Taking an oath, 18 New Haven police cadets vowed to serve and protect the Elm City, joining an industry confronting public scrutiny.
“This is not only the start of your career but you are the first class in the New Haven Police force since the world has changed,” said Mayor Justin Elicker, addressing the cadets.
New Haven officials have seen what’s happened around the country. Protests against police brutality. Calls to defund the police. Problems that must now be addressed during training for young cadets like those sworn in today.
“We’re counting on you to change the future of this industry,” New Haven Police Chief Otoniel Reyes said to the cadets.
With calls for change, New Haven Police officials say training for this academy class may be different.
“It’s gonna be challenging for these officers to learn policing but also learn about communicating and connecting with the public,” said New Haven Police Commissioner Evelise Ribeiro.
That training will include social skill development teaching cadets how to interact with the public.
“They have to become part of the public.
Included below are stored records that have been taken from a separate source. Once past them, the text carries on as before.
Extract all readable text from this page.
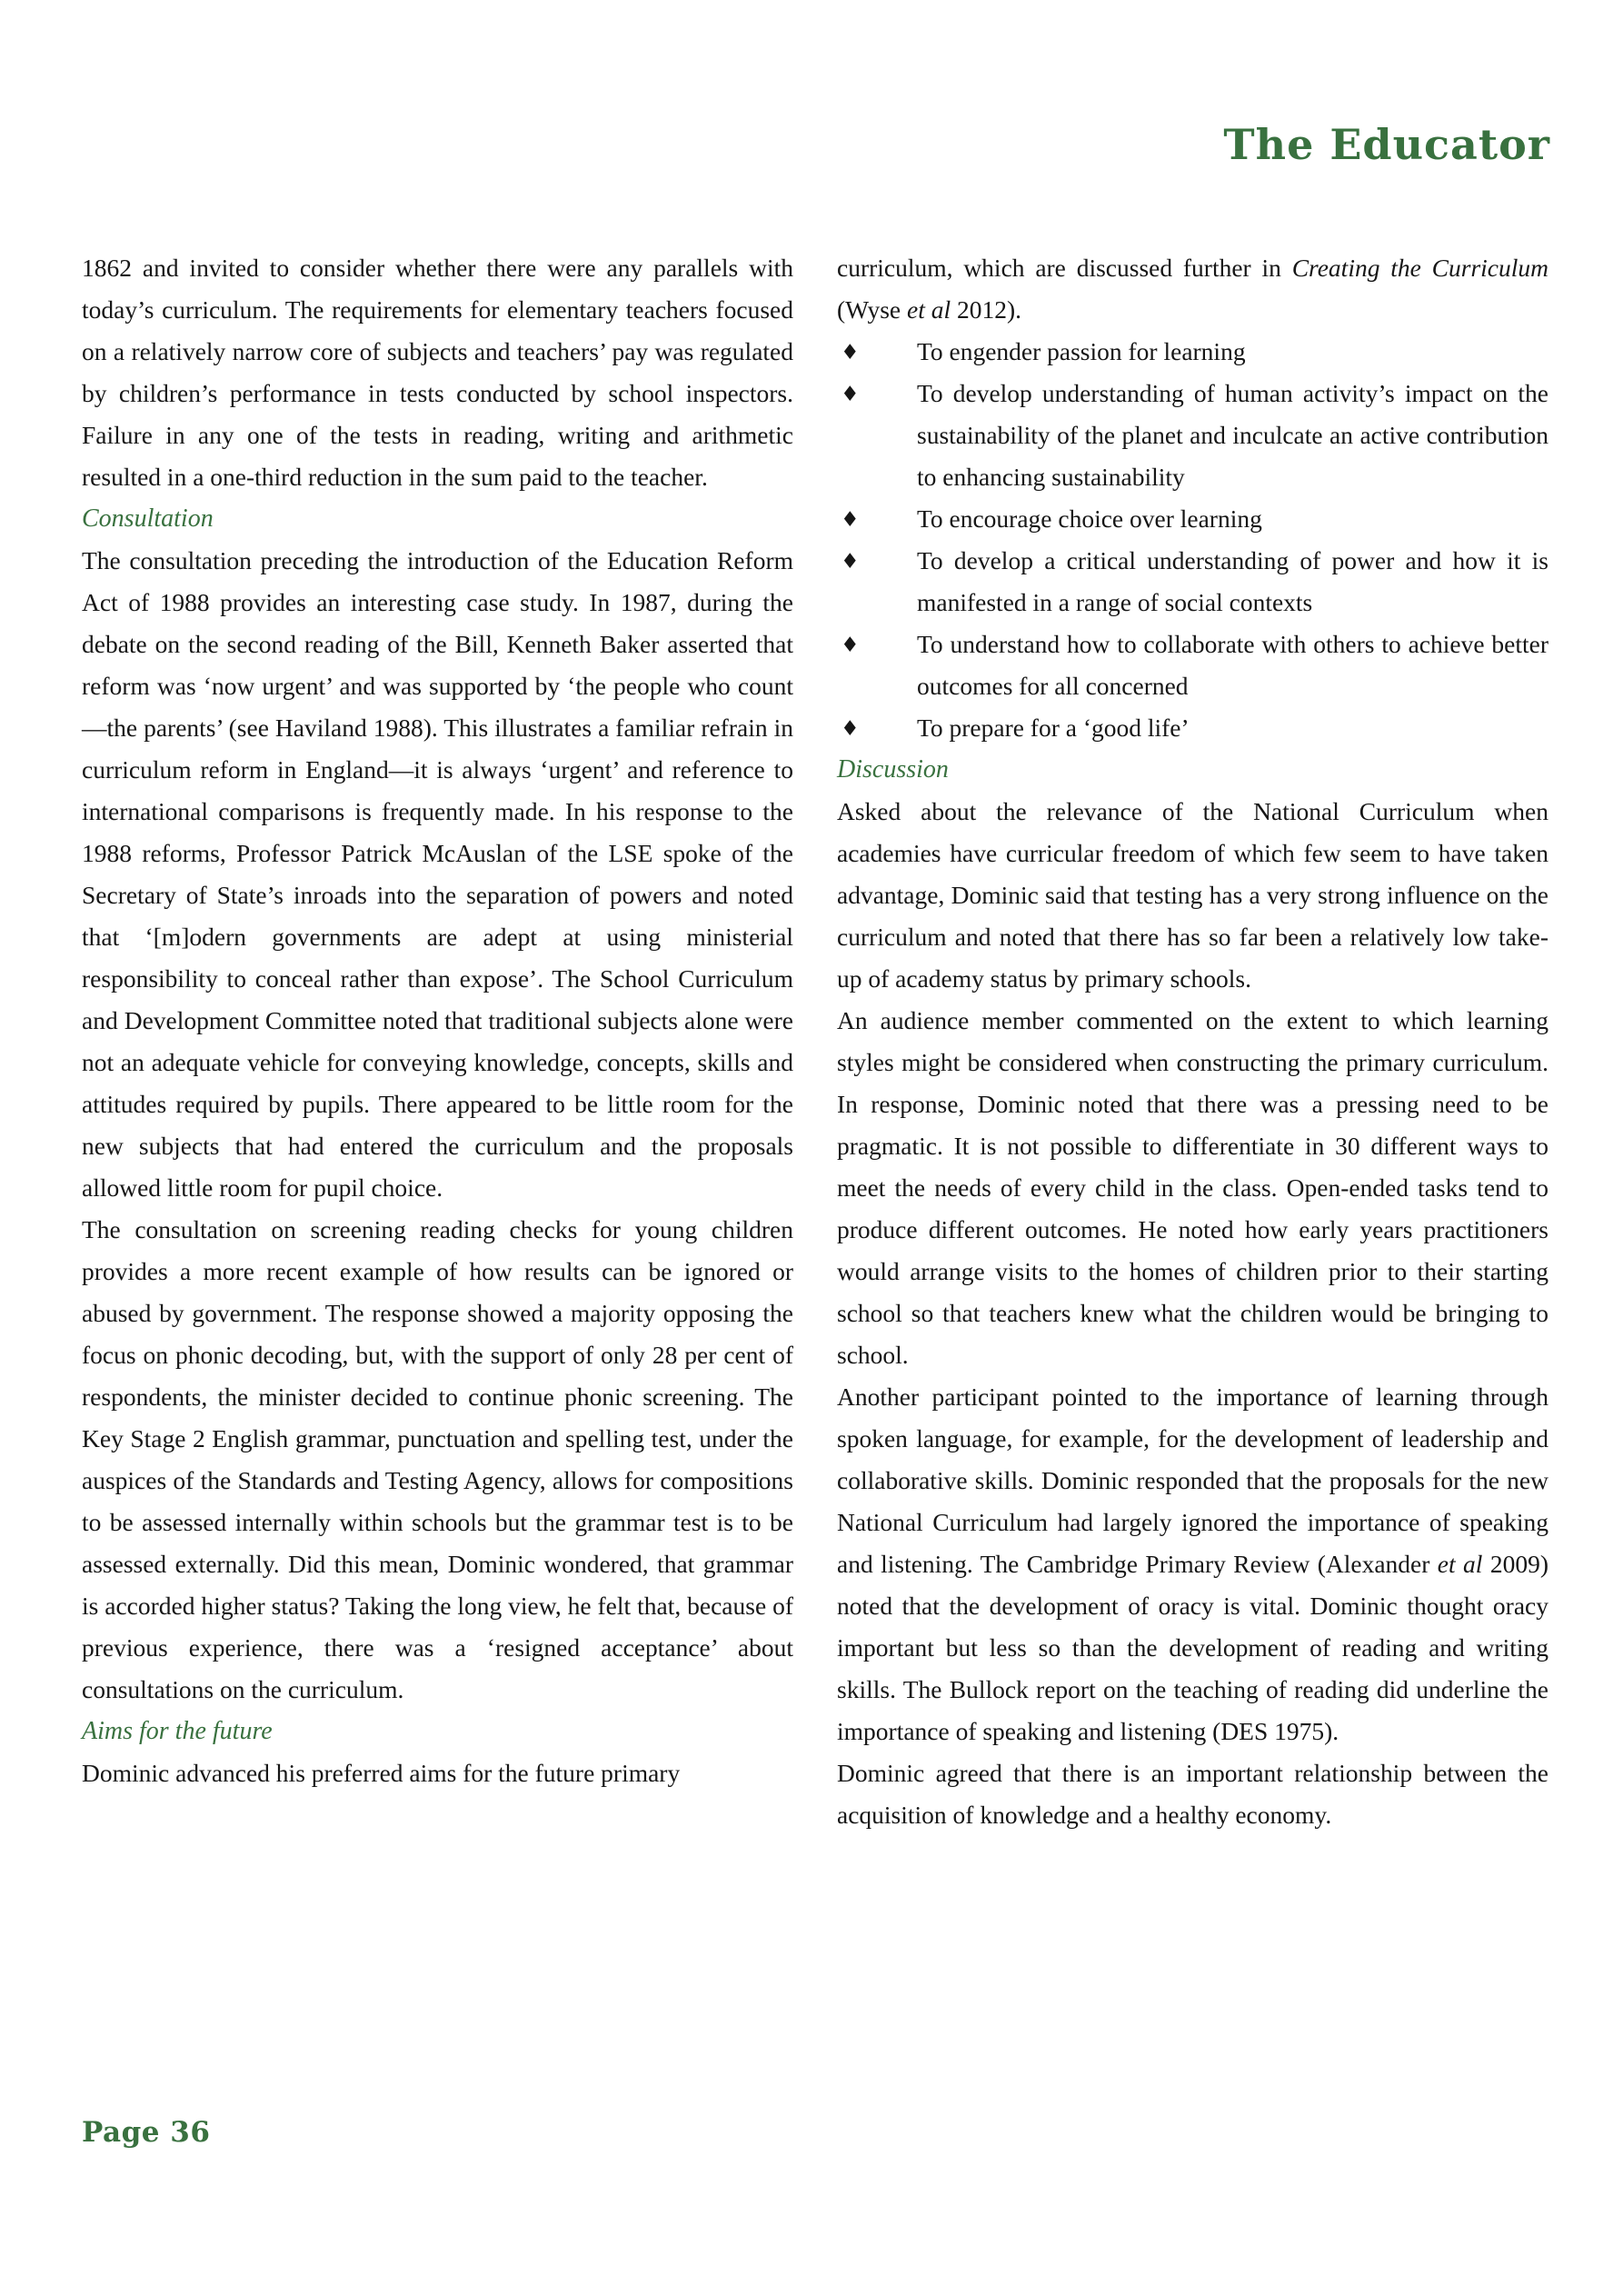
The Educator

1862 and invited to consider whether there were any parallels with today’s curriculum. The requirements for elementary teachers focused on a relatively narrow core of subjects and teachers’ pay was regulated by children’s performance in tests conducted by school inspectors. Failure in any one of the tests in reading, writing and arithmetic resulted in a one-third reduction in the sum paid to the teacher.

Consultation

The consultation preceding the introduction of the Education Reform Act of 1988 provides an interesting case study. In 1987, during the debate on the second reading of the Bill, Kenneth Baker asserted that reform was ‘now urgent’ and was supported by ‘the people who count—the parents’ (see Haviland 1988). This illustrates a familiar refrain in curriculum reform in England—it is always ‘urgent’ and reference to international comparisons is frequently made. In his response to the 1988 reforms, Professor Patrick McAuslan of the LSE spoke of the Secretary of State’s inroads into the separation of powers and noted that ‘[m]odern governments are adept at using ministerial responsibility to conceal rather than expose’. The School Curriculum and Development Committee noted that traditional subjects alone were not an adequate vehicle for conveying knowledge, concepts, skills and attitudes required by pupils. There appeared to be little room for the new subjects that had entered the curriculum and the proposals allowed little room for pupil choice.

The consultation on screening reading checks for young children provides a more recent example of how results can be ignored or abused by government. The response showed a majority opposing the focus on phonic decoding, but, with the support of only 28 per cent of respondents, the minister decided to continue phonic screening. The Key Stage 2 English grammar, punctuation and spelling test, under the auspices of the Standards and Testing Agency, allows for compositions to be assessed internally within schools but the grammar test is to be assessed externally. Did this mean, Dominic wondered, that grammar is accorded higher status? Taking the long view, he felt that, because of previous experience, there was a ‘resigned acceptance’ about consultations on the curriculum.

Aims for the future

Dominic advanced his preferred aims for the future primary

curriculum, which are discussed further in Creating the Curriculum (Wyse et al 2012).

♦ To engender passion for learning
♦ To develop understanding of human activity’s impact on the sustainability of the planet and inculcate an active contribution to enhancing sustainability
♦ To encourage choice over learning
♦ To develop a critical understanding of power and how it is manifested in a range of social contexts
♦ To understand how to collaborate with others to achieve better outcomes for all concerned
♦ To prepare for a ‘good life’
Discussion

Asked about the relevance of the National Curriculum when academies have curricular freedom of which few seem to have taken advantage, Dominic said that testing has a very strong influence on the curriculum and noted that there has so far been a relatively low take-up of academy status by primary schools.

An audience member commented on the extent to which learning styles might be considered when constructing the primary curriculum. In response, Dominic noted that there was a pressing need to be pragmatic. It is not possible to differentiate in 30 different ways to meet the needs of every child in the class. Open-ended tasks tend to produce different outcomes. He noted how early years practitioners would arrange visits to the homes of children prior to their starting school so that teachers knew what the children would be bringing to school.

Another participant pointed to the importance of learning through spoken language, for example, for the development of leadership and collaborative skills. Dominic responded that the proposals for the new National Curriculum had largely ignored the importance of speaking and listening. The Cambridge Primary Review (Alexander et al 2009) noted that the development of oracy is vital. Dominic thought oracy important but less so than the development of reading and writing skills. The Bullock report on the teaching of reading did underline the importance of speaking and listening (DES 1975).

Dominic agreed that there is an important relationship between the acquisition of knowledge and a healthy economy.

Page 36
They’re not a separate entity, they are part of the citizenry of this town and this city,” added New Haven Police Commissioner Donald Walker.
Understanding the proper use of force is another area of emphasis. Earlier this month New Haven’s Board of Police Commissioners voted to fire an officer accused of using excessive force responding to an incident in December. Chief Reyes says the way arrests are made are the topic of ongoing conversation.
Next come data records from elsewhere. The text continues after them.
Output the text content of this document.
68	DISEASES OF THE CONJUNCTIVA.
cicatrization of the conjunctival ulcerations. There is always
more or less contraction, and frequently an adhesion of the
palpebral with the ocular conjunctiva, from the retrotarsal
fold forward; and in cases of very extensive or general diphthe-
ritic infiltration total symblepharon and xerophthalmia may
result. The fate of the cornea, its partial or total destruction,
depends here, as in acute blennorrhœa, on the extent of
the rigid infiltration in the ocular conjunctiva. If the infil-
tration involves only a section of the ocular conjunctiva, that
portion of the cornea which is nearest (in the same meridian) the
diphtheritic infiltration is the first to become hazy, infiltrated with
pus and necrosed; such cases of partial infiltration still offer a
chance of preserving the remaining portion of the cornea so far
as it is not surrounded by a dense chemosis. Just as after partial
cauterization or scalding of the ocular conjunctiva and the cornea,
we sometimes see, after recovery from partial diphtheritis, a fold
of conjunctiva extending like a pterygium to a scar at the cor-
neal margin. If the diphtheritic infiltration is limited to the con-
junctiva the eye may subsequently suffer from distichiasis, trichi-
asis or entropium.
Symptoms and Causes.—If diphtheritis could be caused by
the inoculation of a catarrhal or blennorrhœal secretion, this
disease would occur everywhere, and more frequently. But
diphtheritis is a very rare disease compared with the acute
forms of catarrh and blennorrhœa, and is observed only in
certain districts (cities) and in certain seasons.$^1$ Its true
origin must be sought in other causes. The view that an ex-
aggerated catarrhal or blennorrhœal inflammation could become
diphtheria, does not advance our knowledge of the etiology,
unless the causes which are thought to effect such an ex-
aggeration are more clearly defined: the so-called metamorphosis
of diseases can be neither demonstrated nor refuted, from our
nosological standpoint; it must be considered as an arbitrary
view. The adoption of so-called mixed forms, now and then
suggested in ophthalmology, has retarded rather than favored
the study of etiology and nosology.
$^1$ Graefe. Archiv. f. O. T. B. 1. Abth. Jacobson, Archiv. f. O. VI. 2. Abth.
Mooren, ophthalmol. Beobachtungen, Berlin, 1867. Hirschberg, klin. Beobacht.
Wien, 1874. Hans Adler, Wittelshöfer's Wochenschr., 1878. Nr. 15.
“It’s a fluid thing where we have to constantly look at policies, procedures and we need to look at our training to make sure that we’re having the outcomes that we want,” said Reyes.
Like cities around the nation, New Haven has heard the calls for change, setting the tone for this police academy class. Reyes says even though it might feel overwhelming for these recruits right now, he wants them to know, they’re part of a bigger team.
“It’s our job to get their minds right and make sure they understand that this responsibility, they’re not alone. We’re doing it together,” said Reyes.